De poëzie kan ons redden..
Zoals bedompte en slechte lucht je luchtwegen aantast, zo kan een ‘taalmilieu’ je enorm beïnvloeden. Ik kom uit een milieu met veel ‘gesloten’ taalgebruik. Dat is het taalgebruik van de gebruiksaanwijzing. Als je dit doet, gebeurt er dat. Gesloten verhalen maken de luisteraar passief. Er gaat geen uitnodiging vanuit om deel te nemen. Er zit iets dwingends in het verhaal. De betekenissen zijn helder, de werkelijkheid eenduidig. Ik leg het nog één keer uit. Toen ik na de middelbare school op de lerarenopleiding Nederlands ging studeren, ging er een nieuwe taalwereld voor me open. Opeens was daar de wereld van de poëzie. Woorden dienden niet alleen om mijn wereld te definiëren maar om mijn eigen ambigue werkelijkheid te ontsluiten. Iets in mij wilde niet vastgelegd worden. Nog steeds. De Poolse dichter Czeslaw Milosz zegt dat zo mooi:
De poëzie heeft tot doel ons eraan te herinneren
hoe moeilijk het is slechts één persoon te blijven,
want ons huis staat altijd open,
er zitten geen sleutels op de deur
en onzichtbare gasten komen en gaan naar goeddunken
Je hebt taal die dwingt en taal die je in de ruimte zet. Open taal. Het is de taal van het zoeken, het niet-weten, het onaffe. Het lijkt alsof de toenemende complexiteit van onze wereld gesloten verhalen oproept, verhalen die ons in één systeem trachten te proppen: ‘De mensen in dit land zijn het spuugzat’. De en dit. Opeens behoor ik bij een groep. Het is, ervaar ik zelf ook, ontzettend moeilijk om in een crisis en in een sfeer van tegenstellingen hier niet aan toe te geven. De boosdoener zit aan de andere kant, niet in mij. Heldere tegenstellingen geven ‘cognitief gemak’. Ik beweeg me uit de complexiteit, begrijp mijn wereld weer en kom in actie. Dat geeft een directe beloning in de vorm van een fijn gevoel. Liever actie dan die eeuwige twijfel.

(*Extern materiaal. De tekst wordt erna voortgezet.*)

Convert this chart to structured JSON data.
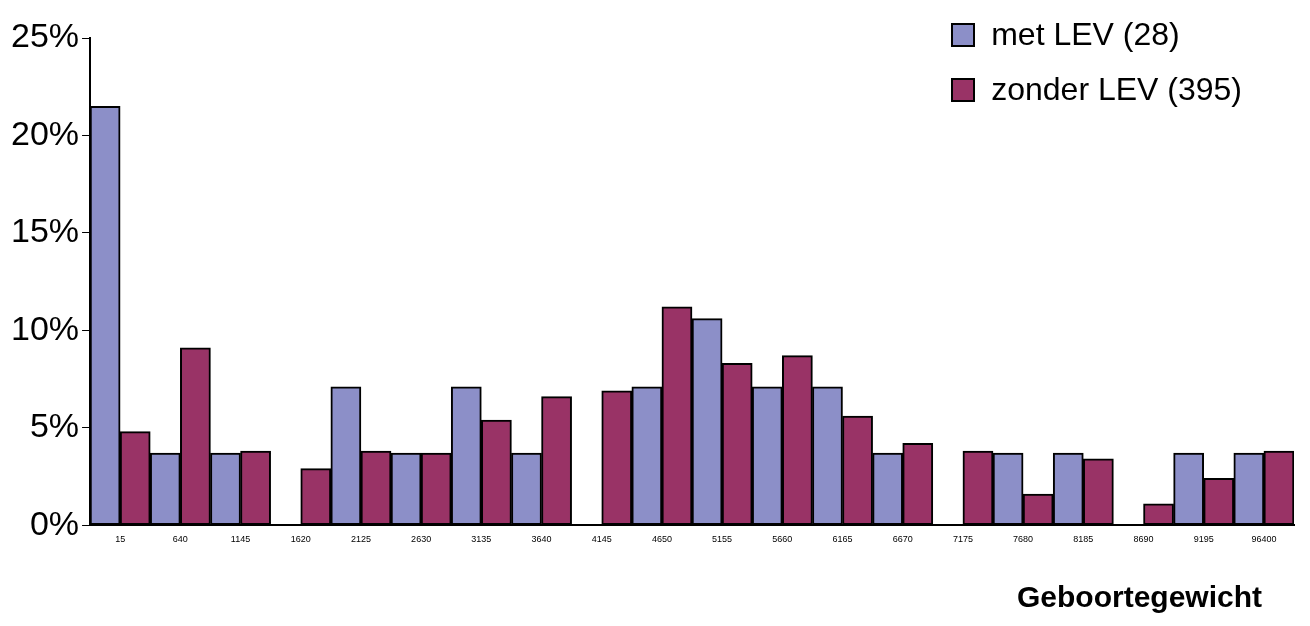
{
  "chart_data": {
    "type": "bar",
    "xlabel": "Geboortegewicht",
    "categories": [
      "15",
      "640",
      "1145",
      "1620",
      "2125",
      "2630",
      "3135",
      "3640",
      "4145",
      "4650",
      "5155",
      "5660",
      "6165",
      "6670",
      "7175",
      "7680",
      "8185",
      "8690",
      "9195",
      "96400"
    ],
    "series": [
      {
        "name": "met LEV (28)",
        "color": "#8c8fc8",
        "values": [
          21.5,
          3.7,
          3.7,
          0,
          7.1,
          3.7,
          7.1,
          3.7,
          0,
          7.1,
          10.6,
          7.1,
          7.1,
          3.7,
          0,
          3.7,
          3.7,
          0,
          3.7,
          3.7
        ]
      },
      {
        "name": "zonder LEV (395)",
        "color": "#993366",
        "values": [
          4.8,
          9.1,
          3.8,
          2.9,
          3.8,
          3.7,
          5.4,
          6.6,
          6.9,
          11.2,
          8.3,
          8.7,
          5.6,
          4.2,
          3.8,
          1.6,
          3.4,
          1.1,
          2.4,
          3.8
        ]
      }
    ],
    "ylim": [
      0,
      25
    ],
    "yticks": [
      {
        "value": 0,
        "label": "0%"
      },
      {
        "value": 5,
        "label": "5%"
      },
      {
        "value": 10,
        "label": "10%"
      },
      {
        "value": 15,
        "label": "15%"
      },
      {
        "value": 20,
        "label": "20%"
      },
      {
        "value": 25,
        "label": "25%"
      }
    ],
    "grid": false,
    "legend": "top right"
  }
}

Het is die buigen-of-barsten–taal die als ongezonde lucht de talkshows en vergaderingen binnenstroomt en waarmee we ons een te grote broek aanmeten. Er gaat een illusie van controle van uit. Ook ik neig daar weer naar, nu ik hier mijn punt probeer te maken. In werkelijkheid geven woorden ons niet zo’n grote grip op de werkelijkheid als we zouden willen. De Australisch dichter Les Murray vat de spanning mooi samen:
Nothing ’s said till it’s dreamed out in words
And nothing ’s true that figures in words only
En daarom kan de poëzie ons redden. Omdat zij een open taal heeft en de leegte niet zo snel mogelijk wil vullen. Ze is als de muze. In mijn huis vol woorden sluipt zij op kousenvoeten binnen. Net als ik het allemaal denk te begrijpen, begint zij aan een tergend langzame striptease. Gewaad na gewaad valt zachtjes op de grond. Maar ik krijg niet wat ik wens. Wat zij onthult is alleen maar mijn verlangen.